My weekly check-in on my favorite topics
What works
Once a week, evaluate your progress from the previous week, then set goals for the next week. There have been times in my life when I did this regularly, and times I didn’t. I’ve started again, though with a light touch, reminding myself every week that the evaluation is not to scold myself for not doing everything but rather to take stock, to reflect how things went and why. I’m also reaching an age where days and weeks fly by so quickly, so this weekly habit helps me slow things down just a tiny bit.
What I’m writing
I’m now focusing my revision on specific books in the series, including going through and finding comments and annotations I’ve flagged to revisit. This has so far gone much more quickly than I expected (knock on wood), a flash of light at the end of the tunnel. Well, a little light, and that’s always helpful.
What I’m reading
I’d had Leif Enger’s I cheerfully refuse on my TBR list, though I wasn’t sure when I’d be brave enough to read it. With a book both dystopian and literary, I suspected it would be wrenching, despite the words in the title. I was right, though I am nonetheless glad I read it.
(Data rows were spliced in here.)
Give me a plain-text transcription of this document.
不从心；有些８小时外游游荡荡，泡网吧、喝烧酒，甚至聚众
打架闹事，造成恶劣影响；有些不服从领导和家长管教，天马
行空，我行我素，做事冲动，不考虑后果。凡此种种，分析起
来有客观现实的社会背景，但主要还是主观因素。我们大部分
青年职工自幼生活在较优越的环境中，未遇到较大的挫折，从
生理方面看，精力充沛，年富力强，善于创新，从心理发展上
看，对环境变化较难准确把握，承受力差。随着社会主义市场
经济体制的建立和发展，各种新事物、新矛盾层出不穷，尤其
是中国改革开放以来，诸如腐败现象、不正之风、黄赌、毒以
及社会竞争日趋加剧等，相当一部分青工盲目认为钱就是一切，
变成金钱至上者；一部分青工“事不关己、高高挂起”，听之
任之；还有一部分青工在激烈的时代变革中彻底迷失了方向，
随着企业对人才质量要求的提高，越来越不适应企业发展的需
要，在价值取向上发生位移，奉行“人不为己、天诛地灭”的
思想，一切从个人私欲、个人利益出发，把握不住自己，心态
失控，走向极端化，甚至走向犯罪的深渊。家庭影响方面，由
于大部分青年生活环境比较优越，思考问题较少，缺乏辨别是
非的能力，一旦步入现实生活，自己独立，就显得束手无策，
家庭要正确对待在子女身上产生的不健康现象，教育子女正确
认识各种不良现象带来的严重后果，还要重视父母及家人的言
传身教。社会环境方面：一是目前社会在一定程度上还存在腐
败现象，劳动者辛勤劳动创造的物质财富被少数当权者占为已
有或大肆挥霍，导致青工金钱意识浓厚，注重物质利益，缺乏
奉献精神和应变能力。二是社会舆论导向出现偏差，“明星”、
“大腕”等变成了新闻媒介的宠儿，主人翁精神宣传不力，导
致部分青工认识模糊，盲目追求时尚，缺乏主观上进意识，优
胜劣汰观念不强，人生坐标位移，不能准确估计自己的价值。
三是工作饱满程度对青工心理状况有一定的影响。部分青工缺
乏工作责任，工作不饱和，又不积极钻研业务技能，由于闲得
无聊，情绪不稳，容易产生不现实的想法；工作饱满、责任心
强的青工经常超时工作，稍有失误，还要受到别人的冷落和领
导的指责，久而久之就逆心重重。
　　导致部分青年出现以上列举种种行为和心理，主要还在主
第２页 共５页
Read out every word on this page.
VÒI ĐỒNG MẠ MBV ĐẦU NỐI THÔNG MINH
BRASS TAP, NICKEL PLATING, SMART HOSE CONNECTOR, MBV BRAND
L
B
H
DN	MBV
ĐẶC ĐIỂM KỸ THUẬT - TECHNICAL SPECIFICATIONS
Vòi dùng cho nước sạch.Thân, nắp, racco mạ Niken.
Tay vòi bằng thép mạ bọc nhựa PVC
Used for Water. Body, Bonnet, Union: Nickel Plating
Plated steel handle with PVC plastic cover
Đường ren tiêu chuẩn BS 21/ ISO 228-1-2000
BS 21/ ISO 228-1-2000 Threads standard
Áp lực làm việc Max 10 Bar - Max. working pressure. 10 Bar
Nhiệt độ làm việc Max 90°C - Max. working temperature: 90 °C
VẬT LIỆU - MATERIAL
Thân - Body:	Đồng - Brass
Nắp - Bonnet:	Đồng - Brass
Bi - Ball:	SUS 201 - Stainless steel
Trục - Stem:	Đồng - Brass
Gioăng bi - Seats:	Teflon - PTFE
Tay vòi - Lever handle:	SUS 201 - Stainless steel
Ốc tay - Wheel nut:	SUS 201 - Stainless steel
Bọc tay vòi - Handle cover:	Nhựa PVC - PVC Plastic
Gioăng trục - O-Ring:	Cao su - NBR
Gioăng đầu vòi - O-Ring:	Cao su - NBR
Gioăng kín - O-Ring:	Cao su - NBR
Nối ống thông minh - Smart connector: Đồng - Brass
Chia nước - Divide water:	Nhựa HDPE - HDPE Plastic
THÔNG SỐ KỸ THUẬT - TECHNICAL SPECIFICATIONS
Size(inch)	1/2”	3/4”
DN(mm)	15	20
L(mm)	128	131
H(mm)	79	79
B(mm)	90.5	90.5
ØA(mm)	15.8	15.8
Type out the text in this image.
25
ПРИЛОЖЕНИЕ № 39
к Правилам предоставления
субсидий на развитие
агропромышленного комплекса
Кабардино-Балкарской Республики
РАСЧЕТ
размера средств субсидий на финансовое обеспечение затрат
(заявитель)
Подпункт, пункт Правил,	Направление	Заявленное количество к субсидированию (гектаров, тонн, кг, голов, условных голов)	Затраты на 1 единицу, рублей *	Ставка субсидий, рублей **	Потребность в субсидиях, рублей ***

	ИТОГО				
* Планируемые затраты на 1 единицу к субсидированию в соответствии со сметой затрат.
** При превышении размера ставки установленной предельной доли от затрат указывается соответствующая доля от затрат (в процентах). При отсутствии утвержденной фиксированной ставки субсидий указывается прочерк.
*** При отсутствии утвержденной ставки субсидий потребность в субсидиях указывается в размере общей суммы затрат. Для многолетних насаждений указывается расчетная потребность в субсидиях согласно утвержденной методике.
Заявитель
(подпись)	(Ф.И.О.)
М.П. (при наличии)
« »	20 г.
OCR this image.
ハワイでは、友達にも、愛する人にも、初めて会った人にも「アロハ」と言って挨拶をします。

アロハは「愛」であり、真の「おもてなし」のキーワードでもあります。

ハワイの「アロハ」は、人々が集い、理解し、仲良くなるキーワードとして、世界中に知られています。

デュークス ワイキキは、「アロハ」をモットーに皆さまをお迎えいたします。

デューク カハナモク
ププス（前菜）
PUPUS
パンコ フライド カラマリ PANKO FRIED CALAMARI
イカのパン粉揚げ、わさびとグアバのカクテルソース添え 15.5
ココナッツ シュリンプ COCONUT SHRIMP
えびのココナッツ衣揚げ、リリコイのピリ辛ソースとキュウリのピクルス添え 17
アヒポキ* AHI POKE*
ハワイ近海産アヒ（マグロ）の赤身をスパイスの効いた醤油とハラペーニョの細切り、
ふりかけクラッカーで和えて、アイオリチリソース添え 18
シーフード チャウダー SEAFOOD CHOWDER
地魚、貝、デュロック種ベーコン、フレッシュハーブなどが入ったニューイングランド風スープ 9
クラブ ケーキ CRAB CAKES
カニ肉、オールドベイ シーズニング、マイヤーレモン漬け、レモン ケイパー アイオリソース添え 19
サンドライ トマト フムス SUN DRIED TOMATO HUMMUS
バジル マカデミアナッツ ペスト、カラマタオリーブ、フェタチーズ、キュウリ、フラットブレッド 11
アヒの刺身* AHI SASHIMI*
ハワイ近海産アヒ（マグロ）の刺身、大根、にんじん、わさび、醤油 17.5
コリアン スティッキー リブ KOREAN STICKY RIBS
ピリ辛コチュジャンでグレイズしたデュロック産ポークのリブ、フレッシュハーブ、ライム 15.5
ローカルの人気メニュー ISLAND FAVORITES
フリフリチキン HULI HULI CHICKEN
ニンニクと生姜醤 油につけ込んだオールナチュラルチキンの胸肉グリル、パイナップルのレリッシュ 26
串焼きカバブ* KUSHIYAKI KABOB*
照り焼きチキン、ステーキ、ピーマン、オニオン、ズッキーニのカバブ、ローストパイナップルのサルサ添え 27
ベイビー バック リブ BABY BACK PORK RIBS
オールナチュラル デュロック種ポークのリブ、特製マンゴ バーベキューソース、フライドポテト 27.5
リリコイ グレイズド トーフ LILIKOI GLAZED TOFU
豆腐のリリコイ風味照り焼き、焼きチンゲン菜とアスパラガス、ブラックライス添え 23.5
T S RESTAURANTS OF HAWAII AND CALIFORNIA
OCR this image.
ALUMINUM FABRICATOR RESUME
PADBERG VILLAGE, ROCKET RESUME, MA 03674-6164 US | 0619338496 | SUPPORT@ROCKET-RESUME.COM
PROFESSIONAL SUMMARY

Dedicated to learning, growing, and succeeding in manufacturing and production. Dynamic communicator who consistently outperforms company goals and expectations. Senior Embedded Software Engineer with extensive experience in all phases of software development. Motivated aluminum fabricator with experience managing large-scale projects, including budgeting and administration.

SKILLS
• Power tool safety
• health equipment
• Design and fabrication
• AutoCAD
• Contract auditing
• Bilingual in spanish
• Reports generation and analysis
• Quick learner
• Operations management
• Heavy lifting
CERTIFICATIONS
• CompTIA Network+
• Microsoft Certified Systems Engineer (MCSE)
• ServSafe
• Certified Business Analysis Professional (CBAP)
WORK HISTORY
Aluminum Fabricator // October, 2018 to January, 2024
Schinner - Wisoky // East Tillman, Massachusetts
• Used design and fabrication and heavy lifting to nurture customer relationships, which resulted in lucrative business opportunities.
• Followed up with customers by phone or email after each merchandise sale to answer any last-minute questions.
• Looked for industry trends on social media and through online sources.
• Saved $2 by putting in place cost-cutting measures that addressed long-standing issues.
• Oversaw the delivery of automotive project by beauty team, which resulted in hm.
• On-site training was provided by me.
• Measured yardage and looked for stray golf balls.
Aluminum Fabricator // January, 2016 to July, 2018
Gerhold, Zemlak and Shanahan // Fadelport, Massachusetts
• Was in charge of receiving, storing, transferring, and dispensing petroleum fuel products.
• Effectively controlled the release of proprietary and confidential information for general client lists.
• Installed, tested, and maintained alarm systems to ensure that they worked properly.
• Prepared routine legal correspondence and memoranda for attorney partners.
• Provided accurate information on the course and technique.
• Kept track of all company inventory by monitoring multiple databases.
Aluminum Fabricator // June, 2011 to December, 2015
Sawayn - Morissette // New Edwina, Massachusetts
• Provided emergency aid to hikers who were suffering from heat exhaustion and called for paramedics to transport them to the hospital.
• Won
His characters felt alive to me from the very start, as if I stood in the kitchen with them. There were lines that simply sang, and a rising conflict kept me turning the pages. Reading this book at this point in our history reminded me of when I read Emily St. John Mandel’s Station Eleven in the fall of 2020. Both books depict worst-case scenarios of current crises, Enger’s on the rise of a brutal oligarchy and the fracturing of social bonds, Mandel’s on surviving an extremely deadly global pandemic. Thanks to Enger’s skill in making me care about the characters, I was hollowed with grief at points in the reading, partly for the loss of an important character and partly for the parallels to horrors both real and potential in our country right now. The hope the book offers is that one can come out on the other side to reach a space of stability and community again. It is small comfort when we are sitting on this side of it.
Democracy, yes please
Rebecca Solnit’s recent blog piece on the value of “bread and roses” provided insights I needed. There are terrible things happening all around the world, including the unbearable prospect of mass starvation used as a weapon, inflicted by those who should know better. Also taking place are unsettling events, power grabs that may or may not stick, including court cases over rights so entrenched in our constitution that it is jaw-dropping that a court ruling is even necessary. And of course, endless events that aren’t necessarily harming anyone but are just so damn irritating (Gulf of what?). Any of these events alone could justify spiraling in endless outrage, and certainly we should take action when and however we can to push for peace, justice, empathy, food for the hungry, shelter for those in need, compassion and more compassion to replace soldiers in our streets… And yet, it’s been months. Indeed, for those who have been paying attention, it’s been years, decades. Outrage has its place, as does political action, and yes, we need bread. And also roses.
Notable words
“By now I’d read enough to know what irony meant but not what a devious bastard it is.”
“How are you feeling? Her instant reply, Probably doomed and perplexingly merry, was a concise report of our handmade lives.”
“That our job always and forever was to refuse Apocalypse in all its forms and work cheerfully against it.”
“What scares me is the notion we are all one rotten moment, one crushed hope or hollow stomach from stuffing someone blameless in a cage.”